Danlanud Rsn,  Pertahankan Opini Predikat WTP

Danlanud Rsn,  Pertahankan Opini Predikat WTP

Danlanud Rsn,  Pertahankan Opini Predikat WTP

TNI AU. Dengan adanya pemeriksaan oleh BPK RI diharapkan dapat minimalisir laporan keuangan Lanud Roesmin Nurjadin tahun 2019, sehingga akan berkontribusi terhadap laporan keuangan Kemhan TNI dalam rangka mempertahankan opini predikat Wajar Tanpa Pengecualian (WTP) dari Badan Pemeriksa Keuangan (BPK) RI, sebagai bentuk mempertanggung jawabkan kinerja suatu organisasi.

Demikian apa yang dikatakan oleh Komandan Lanud Roesmin Nurjadin Marsma TNI Ronny Irianto Moningka, S.T., M.M., dalam sambutanya pada acara entry briefing Wasrik BPK RI di Ruang Rapat Mako Lanud Roesmin Nurjadin, Senin (24/2/2020).

“Membuat laporan keuangan adalah sesuatu yang sangat penting, hal ini akan dapat terlihat sejauh mana organisasi tersebut dapat mempergunakan anggaran sesuai yang telah direncanakan, menggunakan anggaran tersebut tak hanya transparan dan akuntabel saja, namun harus diiringi secara efektif dan efisien sebagai kata kunci yang harus dipedomani dalam mempertanggung-jawabkan penggunaanya,” ucap Marsma TNI Ronny Moningka.

Marsma TNI Ronny Moningka mengatakan, dengan kehadiran tim wasrik BPK RI tentunya akan memiliki nilai yang sangat strategis, karena pemeriksaan ini akan dapat dilihat sejauh mana kebenaran penyusunan laporan keuangan tahun anggaran 2019 di Lanud Roesmin Nurjadin.

“Saya berharap kepada Perwira Lanud Roesmin Nurjadin yang terkait, untuk memberikan data up to date sesuai bidang tugasnya masing-masing, terutama berkaitan dengan laporan Inventaris Kekayaan Miliki Negara (IKMN), apabila nantinya ditemukan kekurangan-kekurangan atau permasalahan, khususnya pencatatan aset yang belum teregistrasi dapat dikoordinasikan dengan baik, agar diperbaiki dan disempurnakan, berikan informasi maupun data-data yang dibutuhkan sehingga kegiatan pemeriksaan dapat berjalan dengan lancar dan tanpa hambatan,” ungkap Danlanud.

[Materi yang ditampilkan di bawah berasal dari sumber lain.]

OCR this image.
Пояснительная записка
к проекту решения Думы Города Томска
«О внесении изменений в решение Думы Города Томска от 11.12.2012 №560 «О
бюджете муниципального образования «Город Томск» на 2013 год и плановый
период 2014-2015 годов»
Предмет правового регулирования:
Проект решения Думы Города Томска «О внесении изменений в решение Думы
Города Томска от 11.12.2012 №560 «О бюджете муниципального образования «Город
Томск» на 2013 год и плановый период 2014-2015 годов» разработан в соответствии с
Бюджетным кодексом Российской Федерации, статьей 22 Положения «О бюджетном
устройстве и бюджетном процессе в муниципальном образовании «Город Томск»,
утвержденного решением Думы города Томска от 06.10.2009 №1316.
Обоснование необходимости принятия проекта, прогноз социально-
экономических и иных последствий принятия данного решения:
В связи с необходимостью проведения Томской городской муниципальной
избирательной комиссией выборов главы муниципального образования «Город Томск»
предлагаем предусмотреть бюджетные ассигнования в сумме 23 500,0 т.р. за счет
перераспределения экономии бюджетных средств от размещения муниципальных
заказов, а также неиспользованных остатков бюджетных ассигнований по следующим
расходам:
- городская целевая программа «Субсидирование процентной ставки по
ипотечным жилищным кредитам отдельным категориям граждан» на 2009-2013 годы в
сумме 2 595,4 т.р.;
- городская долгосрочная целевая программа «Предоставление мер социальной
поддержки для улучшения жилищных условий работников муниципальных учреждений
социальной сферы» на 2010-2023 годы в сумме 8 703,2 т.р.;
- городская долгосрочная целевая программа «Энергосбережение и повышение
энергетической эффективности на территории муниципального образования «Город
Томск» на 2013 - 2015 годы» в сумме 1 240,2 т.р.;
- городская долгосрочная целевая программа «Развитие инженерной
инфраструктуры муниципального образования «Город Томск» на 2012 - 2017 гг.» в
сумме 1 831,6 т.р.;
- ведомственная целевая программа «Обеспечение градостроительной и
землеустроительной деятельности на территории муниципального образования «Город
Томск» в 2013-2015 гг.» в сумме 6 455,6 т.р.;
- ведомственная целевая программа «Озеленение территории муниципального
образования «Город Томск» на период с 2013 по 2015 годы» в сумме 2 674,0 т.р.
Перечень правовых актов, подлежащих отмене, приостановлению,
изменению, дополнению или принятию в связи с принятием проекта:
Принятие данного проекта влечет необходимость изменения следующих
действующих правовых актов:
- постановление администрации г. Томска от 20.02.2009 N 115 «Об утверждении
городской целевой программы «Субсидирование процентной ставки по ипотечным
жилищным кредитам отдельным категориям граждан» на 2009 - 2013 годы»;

Selanjutnya ditempat yang sama, Ketua Tim Wasrik BPK RI Sudarmono Sulityadi,S.E.,Ak., dalam sambutan dan paparannya mengatakan, secara kedudukan BPK RI sejajar dengan Presiden, DPR, Exekutif dan Legislatif, sebagai visi BPK RI menjadi lembaga pemeriksa terpercaya yang berperan aktif dalam mewujudkan tata kelola keuangan negara yang berkualitas dan bermanfaat untuk mencapai tujuan negara.

“Oleh karena itu pemeriksaan di Lanud Rsn dilakukan pada Laporan Keuangan (LK), BMN (aset tetap, aset lainya dan persediaan), PNBP (Pemanfaat aset, Yanmasum dan kapitasi), Bangfas terpusat, tersalur, dan hibah,” kata Sudarmono.

Kemudian Sudarmono mengatakan oleh karena itu kami dari tim wasrik mengharapkan transfaransi dalam memberikan data yang akurat untuk mempermudah proses pemeriksaan, agar kedepan laporan keuangan lebih baik lagi sehingga WTP bagi Kemhan RI dapat dipertahankan.

Nampak hadir dari tim, pendamping dari Staf Ir Koopsau I Letkol ADM Layasi, Pengendali Iwan Gunawan, S.E., M.Si., Tutus Sulfani Sulaiman, S.E., M.H., Doana Bramantya Kusuma, S.E., Ak., Yosephine Kristi Widiyantiningsih, S.E., Ak., sedangkan dari Lanud Rsn, Danwing 6 Lanud Rsn Kolonel PNB Setiawan, Kadispers Kolonel PNB Dedy Supriyanto, Kadislog Kolonel Tek Dwi Wihananto dan Para pejabat dan perwira lainya.